27 In my view, a licence fee can, in certain circumstances, be seen as providing a benefit for all proprietors. I say in certain circumstances because one would need to look at all the terms of the licence agreement to ensure that they are consistent with providing a benefit to all proprietors. There would also need to be an assessment as to whether there are any potential disadvantages which may be suffered by the proprietors which outweigh any benefit which would be derived from the licence fee itself. However, I do not accept that the licence fee set out in the terms of the licence agreement in this proceeding can be characterised as a benefit to all proprietors. This is because the oral evidence provided, to which I have already referred, makes it clear that there was no consideration in determining the amount of the licence fee such that it would result in any type of benefit for all the proprietors. It certainly appears to be a modest licence fee which is, pursuant to the terms of the licence agreement, to remain the same over an extensive 10 year period. Based on the evidence that the Tribunal received, it appears that no steps were taken to ascertain the market rate which would ordinarily be applicable for licence agreements of this nature, nor any consideration as to the general outgoings incurred by the strata company in the proper control and management of the common property by which to determine a licence fee which would benefit all proprietors in assisting to meet those outgoings. Without evidence of that nature it is difficult to establish that the licence fee itself was intended to, and objectively achieves, a benefit for all proprietors. As it currently stands, the licence fee split between the lot proprietors each year would give a 'benefit' of $35 per year per proprietor for the next 10 years. Given that the licence fee is the only ascertainable benefit which could possibly be derived by this purported exercise of the duty under s 35(1)(b) of the ST Act, it appears to me on the evidence presented that it fails to meet that categorisation. This is not surprising in circumstances where, in the purported exercise of the duty, it appears that the owners did not turn their minds to ensuring that there would be a benefit to all proprietors.

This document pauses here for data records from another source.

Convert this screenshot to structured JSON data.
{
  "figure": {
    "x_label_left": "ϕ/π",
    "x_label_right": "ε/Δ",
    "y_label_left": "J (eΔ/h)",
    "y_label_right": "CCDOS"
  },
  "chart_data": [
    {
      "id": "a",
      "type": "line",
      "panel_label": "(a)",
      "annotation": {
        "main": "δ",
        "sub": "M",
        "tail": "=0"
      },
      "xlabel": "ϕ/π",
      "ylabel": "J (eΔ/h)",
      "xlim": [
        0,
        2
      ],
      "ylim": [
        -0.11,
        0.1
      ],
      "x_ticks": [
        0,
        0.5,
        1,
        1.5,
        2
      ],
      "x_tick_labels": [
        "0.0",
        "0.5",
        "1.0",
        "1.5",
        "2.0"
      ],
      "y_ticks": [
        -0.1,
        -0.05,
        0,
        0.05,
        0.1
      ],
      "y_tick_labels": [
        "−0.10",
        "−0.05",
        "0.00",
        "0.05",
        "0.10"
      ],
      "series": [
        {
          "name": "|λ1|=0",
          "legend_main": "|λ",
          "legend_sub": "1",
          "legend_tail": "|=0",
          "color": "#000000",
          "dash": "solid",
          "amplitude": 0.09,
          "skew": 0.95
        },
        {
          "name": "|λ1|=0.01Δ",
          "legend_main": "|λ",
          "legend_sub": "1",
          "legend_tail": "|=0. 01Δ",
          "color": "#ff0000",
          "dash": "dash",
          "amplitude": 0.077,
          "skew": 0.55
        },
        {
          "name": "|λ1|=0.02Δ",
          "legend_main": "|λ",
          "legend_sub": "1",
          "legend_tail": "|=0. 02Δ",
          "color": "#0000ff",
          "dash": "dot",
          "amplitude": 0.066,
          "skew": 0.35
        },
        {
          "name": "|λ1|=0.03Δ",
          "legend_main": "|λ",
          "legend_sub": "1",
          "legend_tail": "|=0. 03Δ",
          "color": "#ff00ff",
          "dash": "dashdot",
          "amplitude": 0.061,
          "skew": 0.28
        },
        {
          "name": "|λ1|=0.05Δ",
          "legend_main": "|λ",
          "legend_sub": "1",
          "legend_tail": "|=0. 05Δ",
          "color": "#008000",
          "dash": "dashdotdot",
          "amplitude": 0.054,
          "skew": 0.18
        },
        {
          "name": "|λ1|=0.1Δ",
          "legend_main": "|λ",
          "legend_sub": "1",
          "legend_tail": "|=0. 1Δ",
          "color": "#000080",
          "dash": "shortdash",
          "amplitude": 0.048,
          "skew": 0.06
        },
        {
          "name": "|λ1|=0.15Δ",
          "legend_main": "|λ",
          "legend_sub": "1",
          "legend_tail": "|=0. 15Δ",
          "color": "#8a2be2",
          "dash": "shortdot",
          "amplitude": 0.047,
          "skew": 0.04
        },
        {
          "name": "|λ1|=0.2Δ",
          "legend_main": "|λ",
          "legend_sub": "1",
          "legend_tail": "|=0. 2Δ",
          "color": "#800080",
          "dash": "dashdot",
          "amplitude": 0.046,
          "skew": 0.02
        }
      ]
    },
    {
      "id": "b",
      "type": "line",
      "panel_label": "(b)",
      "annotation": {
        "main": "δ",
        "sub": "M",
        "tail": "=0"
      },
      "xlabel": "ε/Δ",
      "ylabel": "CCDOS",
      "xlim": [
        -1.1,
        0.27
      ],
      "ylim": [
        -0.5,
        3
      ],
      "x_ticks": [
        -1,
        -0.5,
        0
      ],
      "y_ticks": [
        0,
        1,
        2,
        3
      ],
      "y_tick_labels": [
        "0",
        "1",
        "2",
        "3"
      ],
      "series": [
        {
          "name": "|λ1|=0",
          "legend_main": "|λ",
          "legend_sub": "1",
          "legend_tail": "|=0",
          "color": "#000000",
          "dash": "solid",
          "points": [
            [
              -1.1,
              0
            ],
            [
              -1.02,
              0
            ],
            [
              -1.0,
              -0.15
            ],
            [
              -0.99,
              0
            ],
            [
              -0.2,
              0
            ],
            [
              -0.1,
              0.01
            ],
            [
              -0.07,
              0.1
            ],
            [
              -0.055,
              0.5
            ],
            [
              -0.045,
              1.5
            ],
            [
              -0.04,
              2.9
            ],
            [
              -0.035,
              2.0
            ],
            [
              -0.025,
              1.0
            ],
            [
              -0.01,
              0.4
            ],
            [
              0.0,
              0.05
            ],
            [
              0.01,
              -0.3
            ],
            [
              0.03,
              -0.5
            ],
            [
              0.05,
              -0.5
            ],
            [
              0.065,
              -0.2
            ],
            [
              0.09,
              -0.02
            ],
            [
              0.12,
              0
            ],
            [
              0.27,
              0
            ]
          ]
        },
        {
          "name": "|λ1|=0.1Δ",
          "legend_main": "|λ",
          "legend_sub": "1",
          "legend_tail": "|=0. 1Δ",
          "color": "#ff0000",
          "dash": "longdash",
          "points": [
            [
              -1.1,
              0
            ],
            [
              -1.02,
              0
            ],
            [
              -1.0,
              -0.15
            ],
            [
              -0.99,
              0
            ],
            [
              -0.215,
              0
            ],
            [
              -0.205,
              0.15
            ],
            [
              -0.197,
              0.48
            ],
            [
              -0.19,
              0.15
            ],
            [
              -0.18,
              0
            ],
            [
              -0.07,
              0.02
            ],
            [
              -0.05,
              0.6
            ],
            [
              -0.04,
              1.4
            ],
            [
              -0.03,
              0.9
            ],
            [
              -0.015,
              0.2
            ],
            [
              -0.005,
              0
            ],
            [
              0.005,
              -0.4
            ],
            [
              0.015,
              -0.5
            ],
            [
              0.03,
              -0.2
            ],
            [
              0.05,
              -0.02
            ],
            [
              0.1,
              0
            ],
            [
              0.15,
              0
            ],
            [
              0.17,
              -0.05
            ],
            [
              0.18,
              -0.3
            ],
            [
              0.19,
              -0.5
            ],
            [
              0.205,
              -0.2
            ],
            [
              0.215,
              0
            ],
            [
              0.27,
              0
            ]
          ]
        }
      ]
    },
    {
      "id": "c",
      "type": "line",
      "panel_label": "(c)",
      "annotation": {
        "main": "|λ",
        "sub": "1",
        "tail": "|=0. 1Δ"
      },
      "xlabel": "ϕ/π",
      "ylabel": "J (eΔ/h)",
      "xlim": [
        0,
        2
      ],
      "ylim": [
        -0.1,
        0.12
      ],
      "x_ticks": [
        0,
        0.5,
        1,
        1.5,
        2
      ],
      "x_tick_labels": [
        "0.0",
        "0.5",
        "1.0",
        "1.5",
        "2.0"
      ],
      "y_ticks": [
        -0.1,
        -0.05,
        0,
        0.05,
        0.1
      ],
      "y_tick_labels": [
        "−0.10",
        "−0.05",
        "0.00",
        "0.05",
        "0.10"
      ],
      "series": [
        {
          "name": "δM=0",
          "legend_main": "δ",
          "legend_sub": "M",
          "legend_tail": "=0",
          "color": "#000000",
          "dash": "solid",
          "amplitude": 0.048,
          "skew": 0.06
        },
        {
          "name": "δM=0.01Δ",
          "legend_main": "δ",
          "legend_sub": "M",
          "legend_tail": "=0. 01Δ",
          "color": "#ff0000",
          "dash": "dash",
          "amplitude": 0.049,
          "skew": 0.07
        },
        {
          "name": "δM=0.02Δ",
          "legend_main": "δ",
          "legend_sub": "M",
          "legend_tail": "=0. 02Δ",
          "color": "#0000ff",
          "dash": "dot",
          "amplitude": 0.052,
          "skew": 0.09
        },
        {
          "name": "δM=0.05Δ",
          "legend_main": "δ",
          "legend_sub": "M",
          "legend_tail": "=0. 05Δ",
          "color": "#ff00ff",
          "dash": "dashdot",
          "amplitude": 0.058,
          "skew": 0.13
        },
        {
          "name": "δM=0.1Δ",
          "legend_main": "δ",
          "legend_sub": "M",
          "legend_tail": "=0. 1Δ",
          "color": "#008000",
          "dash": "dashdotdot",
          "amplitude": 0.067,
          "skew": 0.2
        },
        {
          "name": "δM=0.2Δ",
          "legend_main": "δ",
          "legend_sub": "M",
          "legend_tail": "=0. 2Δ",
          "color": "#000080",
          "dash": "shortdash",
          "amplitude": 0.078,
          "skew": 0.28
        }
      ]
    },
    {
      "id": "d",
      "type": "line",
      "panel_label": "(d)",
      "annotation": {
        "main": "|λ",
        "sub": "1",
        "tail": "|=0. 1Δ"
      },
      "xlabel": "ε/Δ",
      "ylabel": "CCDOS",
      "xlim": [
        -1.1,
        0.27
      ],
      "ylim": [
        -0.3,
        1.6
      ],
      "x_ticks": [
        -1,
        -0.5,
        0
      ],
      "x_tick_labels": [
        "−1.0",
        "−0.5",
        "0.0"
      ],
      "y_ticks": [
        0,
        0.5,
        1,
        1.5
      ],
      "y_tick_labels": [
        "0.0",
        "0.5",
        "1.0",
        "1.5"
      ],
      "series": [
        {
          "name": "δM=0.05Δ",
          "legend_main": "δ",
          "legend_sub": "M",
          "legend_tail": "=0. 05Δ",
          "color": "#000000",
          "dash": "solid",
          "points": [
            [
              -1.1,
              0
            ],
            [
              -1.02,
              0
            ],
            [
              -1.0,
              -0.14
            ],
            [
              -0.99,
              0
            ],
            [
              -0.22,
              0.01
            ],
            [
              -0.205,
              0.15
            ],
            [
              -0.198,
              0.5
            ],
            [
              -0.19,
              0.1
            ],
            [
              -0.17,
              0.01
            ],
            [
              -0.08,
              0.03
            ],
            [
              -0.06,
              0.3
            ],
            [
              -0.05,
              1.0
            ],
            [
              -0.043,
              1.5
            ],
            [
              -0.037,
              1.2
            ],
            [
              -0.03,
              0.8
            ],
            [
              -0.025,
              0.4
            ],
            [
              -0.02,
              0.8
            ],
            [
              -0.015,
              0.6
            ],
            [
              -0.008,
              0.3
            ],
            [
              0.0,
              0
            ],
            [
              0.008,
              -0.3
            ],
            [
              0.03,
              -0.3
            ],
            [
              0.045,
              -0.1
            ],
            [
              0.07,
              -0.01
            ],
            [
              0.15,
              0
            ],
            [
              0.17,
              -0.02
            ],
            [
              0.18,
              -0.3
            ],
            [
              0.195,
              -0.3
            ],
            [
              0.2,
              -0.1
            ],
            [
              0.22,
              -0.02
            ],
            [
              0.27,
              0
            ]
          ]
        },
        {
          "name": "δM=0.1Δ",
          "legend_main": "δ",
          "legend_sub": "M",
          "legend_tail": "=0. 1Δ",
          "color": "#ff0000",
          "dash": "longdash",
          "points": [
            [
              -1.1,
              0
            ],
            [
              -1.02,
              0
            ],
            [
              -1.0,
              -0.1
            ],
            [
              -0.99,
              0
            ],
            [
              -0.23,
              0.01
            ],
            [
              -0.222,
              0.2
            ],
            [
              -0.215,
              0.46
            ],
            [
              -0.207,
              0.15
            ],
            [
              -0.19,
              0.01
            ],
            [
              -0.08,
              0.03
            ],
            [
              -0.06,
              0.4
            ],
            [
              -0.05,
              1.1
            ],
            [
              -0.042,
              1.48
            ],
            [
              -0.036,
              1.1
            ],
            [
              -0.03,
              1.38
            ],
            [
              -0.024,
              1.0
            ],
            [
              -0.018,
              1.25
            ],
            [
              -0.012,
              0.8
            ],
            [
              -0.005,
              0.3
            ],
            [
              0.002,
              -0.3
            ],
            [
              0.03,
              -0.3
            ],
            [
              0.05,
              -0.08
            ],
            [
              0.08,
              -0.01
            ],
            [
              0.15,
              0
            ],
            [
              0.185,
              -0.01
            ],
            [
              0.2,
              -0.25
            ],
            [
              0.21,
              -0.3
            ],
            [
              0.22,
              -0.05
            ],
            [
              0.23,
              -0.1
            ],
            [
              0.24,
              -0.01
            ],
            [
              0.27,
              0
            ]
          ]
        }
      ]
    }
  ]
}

28 Given that I have found that the purported exercise of power by the strata company pursuant to s 35(1)(b) of the ST Act has not resulted in a benefit to all proprietors I do not need to consider the submissions raised by counsel for the applicants as to the alleged disadvantages which would be suffered by the proprietors, if the licence agreement were to be executed. However, I do note that in any event the applicants' reliance on By­laws 7 and 14 of Sch 2 to the ST Act are not relevant as they do not relate to common property but, rather, restrict certain works from being performed within a lot. The same comment is made in relation to the

(Page 13)
      applicants' reliance on s 7 of the ST Act which again relates to a lot and not to common property.



Conclusion

29 For the reasons given, I am satisfied that the decision made reflected in the ordinary resolution passed at the Annual General Meeting of the respondent strata company on 23 July 2012 was contrary to s 35(1)(b) of the ST Act because the decision, although within the proper scope of the power to the control and management of common property, was not for the benefit of all the proprietors. The resolution must therefore be set aside.


Order

          1. The resolution made by the Council of Owners at the Annual General Meeting on 23 July 2012 granting a licence to Digicap Pty Ltd in the form of Annexure B to Exhibit 2 is set aside as an invalid exercise of power under s 35(1)(b) of the Strata Titles Act1985 (WA).
      I certify that this and the preceding [29] paragraphs comprise the reasons for decision of the State Administrative Tribunal.